Luther Crawford Ladd (22 December 1843 – 19 April 1861) was a soldier in the Union Army who was killed during the Baltimore riot of 1861. He is often referred to as the first Union soldier killed in action during the American Civil War. Luther Crawford Ladd was 17 years old at the time of his death.

On April 13, 1861, Private Daniel Hough became the first non-combat casualty of the war when he was accidentally killed by a cannon that exploded along with an ammunition pile next to the gun during a salute to the flag at the U.S. Army's surrender of Fort Sumter to Confederate forces on April 13, 1861. Private Edward Galloway was mortally wounded by the same explosion and died three days later.

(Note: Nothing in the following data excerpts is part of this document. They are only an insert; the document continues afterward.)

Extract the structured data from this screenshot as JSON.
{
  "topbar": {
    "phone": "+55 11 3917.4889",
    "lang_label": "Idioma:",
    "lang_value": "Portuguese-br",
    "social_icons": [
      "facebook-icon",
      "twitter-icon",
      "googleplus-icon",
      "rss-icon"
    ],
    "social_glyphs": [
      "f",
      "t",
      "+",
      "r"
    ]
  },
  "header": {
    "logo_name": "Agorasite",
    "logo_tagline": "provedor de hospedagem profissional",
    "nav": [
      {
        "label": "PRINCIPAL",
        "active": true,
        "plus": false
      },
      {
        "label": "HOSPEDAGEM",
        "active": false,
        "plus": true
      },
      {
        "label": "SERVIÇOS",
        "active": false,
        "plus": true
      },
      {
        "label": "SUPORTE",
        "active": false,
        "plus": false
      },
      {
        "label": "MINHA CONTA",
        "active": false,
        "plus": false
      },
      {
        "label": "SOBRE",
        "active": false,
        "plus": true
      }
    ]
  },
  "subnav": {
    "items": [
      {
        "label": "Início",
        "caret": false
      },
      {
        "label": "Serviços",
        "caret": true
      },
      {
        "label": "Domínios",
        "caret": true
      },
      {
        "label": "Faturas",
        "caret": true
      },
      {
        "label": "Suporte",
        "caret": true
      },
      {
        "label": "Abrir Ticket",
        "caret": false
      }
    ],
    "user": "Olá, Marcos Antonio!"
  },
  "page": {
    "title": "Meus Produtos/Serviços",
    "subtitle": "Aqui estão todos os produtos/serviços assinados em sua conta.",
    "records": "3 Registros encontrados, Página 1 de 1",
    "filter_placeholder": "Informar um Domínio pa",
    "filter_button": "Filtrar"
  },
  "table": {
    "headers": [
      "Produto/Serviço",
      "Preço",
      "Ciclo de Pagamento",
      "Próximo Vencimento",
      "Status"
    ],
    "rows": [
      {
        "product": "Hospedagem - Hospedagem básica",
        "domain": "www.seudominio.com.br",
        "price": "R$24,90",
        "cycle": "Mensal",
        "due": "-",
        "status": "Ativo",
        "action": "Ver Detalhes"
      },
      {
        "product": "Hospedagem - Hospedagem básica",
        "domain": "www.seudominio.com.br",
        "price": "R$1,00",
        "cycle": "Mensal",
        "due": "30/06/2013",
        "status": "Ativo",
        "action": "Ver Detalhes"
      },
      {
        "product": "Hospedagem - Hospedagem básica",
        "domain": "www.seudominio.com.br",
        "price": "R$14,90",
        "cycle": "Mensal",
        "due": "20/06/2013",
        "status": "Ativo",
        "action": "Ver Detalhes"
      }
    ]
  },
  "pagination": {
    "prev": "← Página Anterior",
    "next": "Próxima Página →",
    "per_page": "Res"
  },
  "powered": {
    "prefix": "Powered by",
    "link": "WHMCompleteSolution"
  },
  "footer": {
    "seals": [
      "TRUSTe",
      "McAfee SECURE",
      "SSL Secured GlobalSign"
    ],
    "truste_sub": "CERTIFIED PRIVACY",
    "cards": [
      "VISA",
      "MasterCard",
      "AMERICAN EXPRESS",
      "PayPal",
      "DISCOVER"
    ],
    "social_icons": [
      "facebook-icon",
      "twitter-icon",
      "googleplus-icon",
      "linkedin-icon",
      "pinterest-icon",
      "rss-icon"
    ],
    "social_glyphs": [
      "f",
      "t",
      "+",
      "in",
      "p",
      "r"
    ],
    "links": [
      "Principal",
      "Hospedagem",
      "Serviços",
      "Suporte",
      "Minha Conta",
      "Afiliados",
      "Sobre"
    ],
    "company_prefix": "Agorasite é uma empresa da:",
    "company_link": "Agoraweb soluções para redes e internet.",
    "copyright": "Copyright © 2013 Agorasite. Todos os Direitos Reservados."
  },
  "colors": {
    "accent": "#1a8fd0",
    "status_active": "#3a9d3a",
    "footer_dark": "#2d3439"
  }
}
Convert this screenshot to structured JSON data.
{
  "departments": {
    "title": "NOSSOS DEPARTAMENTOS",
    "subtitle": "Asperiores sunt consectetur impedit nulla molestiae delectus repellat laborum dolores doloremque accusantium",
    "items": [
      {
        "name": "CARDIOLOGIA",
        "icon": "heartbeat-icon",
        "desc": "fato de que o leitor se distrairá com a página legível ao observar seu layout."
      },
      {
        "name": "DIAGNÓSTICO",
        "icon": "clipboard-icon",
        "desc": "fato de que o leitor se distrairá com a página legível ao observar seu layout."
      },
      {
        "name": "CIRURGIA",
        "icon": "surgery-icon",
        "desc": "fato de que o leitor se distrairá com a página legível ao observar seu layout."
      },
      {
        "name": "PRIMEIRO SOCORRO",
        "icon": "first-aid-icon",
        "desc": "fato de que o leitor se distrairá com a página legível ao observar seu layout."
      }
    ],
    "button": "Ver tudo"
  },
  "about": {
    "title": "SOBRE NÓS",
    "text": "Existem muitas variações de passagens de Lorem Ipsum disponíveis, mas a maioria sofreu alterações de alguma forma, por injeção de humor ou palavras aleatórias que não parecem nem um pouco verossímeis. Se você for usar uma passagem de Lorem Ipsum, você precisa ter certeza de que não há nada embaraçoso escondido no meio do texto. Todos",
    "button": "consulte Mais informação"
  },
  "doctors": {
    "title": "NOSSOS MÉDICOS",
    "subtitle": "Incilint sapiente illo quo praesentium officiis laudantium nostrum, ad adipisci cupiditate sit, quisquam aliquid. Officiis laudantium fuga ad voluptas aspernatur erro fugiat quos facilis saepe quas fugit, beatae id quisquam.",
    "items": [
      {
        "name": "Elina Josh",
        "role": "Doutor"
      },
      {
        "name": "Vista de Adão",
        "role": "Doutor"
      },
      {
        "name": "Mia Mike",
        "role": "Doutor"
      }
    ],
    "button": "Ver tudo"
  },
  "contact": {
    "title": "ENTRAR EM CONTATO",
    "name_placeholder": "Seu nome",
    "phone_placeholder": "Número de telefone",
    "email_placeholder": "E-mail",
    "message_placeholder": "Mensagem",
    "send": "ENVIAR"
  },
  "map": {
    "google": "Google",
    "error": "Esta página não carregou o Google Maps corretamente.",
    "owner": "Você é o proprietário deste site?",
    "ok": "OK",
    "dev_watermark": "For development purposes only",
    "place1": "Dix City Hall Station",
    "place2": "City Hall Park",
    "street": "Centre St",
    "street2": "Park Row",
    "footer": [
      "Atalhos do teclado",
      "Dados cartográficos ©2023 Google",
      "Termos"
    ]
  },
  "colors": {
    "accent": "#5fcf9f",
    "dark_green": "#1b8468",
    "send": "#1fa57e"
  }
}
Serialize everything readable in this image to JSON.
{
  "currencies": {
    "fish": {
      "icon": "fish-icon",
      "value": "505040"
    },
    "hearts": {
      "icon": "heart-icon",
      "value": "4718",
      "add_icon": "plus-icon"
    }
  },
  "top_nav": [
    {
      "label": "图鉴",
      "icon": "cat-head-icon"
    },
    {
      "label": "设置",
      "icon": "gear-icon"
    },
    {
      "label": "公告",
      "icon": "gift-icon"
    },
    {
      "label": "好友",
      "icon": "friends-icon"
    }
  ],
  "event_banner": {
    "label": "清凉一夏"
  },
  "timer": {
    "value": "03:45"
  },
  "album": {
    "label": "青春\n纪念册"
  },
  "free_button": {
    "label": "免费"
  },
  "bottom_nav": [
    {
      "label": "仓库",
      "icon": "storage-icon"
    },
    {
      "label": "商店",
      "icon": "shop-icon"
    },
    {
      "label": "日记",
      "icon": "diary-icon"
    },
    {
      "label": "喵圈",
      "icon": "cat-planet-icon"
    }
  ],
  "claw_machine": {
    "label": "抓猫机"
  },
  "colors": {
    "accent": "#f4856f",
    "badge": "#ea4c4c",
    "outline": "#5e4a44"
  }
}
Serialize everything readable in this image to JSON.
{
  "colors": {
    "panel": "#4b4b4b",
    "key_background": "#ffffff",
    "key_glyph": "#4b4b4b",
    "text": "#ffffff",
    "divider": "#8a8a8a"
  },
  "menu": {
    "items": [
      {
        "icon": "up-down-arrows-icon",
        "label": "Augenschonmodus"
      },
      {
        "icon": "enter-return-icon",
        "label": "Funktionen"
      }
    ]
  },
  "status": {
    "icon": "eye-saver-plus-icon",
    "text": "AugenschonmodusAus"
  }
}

Luther C. Ladd was born in Bristol, New Hampshire, the son of John Ladd. He resided on the Ladd farm, south of Fowler's River. In 1853 Luther and his father moved to nearby Alexandria, New Hampshire, where he attended district schools. At age 16 in 1860, Ladd left Alexandria for Lowell, Massachusetts, where he obtained employment at the Lowell Machine Shop. In April 1861 Luther answered President Lincoln's first call for 75,000 men by enlisting for three months in Co. D, 6th Massachusetts Militia. On April 19, 1861 while marching through the city of Baltimore this regiment was attacked by an angry mob. Luther C. Ladd was the first to fall. His injuries included a fractured skull and a fatal bullet wound that severed an artery in his thigh. Luther C. Ladd's remains were interred in the Alexandria Village Cemetery, later to be removed and buried beneath the Ladd & Whitney monument in Lowell, Massachusetts.